Neben der Architektur hat Gerangel um das Grundstück das Projekt verteuert. Als sich die Landesregierung im Januar 2007 für den Umbau im Hafen entschied, sollte der BLB das Grundstück mit dem ungenutzten Speicher für rund zwei Millionen Euro kaufen. Dem BLB kam der Essener Immobilienentwickler Kölbl Kruse zuvor, der wenig später auch noch angrenzende Grundstücke von der Stadt günstig erwerben konnte – obwohl sich das Land damals düpiert fühlte. „Wir wussten nicht, dass andere dort kaufen wollten“, erklärt dazu heute Grosse Brockhoff. BLB und Stadt schlagen wenig später das Angebot von Kölbl Kruse aus, das Grundstück für rund vier Millionen zurückzukaufen, stattdessen verhandelt man einen Mietvertrag. „Die Details dazu habe ich nicht gekannt, die Konstruktion ist idiotisch“, erklärt dazu Grosse Brockhoff. Bei steigenden Baukosten soll auch die Miete steigen.

2008 zog das Land die Reißleine und kaufte Kölbl Kruse das Grundstück doch ab. Statt vier Millionen Euro musste man inzwischen 29,9 Millionen zahlen, weil sich die Essener neben dem Grundstück mit 17 Millionen noch ihre Planungskosten (vier Millionen) und den auf 30 Jahre abgeschlossenen Mietvertrag (mit 8,3 Millionen) bezahlen ließen.

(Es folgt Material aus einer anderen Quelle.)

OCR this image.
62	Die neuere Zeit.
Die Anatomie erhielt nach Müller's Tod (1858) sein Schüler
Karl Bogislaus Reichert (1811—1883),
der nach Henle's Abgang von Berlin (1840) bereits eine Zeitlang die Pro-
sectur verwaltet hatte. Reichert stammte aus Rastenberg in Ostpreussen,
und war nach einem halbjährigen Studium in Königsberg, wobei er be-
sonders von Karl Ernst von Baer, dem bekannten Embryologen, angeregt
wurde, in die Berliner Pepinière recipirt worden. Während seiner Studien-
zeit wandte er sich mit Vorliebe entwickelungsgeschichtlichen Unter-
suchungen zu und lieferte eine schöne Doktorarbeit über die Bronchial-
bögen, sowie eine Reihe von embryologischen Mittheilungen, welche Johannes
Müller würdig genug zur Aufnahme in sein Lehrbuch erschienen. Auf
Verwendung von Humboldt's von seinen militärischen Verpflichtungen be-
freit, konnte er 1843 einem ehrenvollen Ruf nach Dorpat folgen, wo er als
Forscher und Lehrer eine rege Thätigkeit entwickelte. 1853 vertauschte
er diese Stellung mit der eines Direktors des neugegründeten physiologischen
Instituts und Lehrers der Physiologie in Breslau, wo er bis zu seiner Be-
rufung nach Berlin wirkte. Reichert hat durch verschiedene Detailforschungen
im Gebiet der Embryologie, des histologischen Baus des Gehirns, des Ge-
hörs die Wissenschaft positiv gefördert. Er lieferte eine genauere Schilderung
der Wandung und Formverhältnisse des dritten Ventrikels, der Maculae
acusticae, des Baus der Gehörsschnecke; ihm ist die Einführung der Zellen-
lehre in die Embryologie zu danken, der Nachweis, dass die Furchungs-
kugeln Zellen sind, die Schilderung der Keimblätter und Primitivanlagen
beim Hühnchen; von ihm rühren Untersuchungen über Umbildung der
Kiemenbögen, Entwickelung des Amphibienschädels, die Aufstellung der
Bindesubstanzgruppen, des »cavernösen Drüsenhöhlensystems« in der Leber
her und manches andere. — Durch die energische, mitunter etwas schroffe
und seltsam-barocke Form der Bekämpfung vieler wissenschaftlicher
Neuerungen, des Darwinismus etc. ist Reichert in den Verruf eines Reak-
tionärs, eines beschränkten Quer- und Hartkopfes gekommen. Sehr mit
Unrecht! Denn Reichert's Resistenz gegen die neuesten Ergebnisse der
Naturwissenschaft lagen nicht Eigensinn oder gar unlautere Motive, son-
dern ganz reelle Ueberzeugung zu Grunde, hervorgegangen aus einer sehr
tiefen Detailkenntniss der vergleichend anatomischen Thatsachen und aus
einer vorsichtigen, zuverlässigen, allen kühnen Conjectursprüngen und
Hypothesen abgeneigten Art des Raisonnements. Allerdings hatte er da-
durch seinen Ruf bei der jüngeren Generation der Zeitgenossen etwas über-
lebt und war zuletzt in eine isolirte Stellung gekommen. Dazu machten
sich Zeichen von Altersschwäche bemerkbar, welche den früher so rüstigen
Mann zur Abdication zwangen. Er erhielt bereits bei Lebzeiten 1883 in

Aktuell kalkuliert das Land mit 160 Millionen Euro Gesamtkosten und niemand wagt eine Prognose, ob damit das Archiv am Ende wirklich gebaut werden kann. Neben der Staatsanwaltschaft interessiert sich der Landtag für die Vorgänge aus der schwarz-gelben Regierungszeit, SPD und Grüne erwägen die Einsetzung eines Untersuchungsausschusses.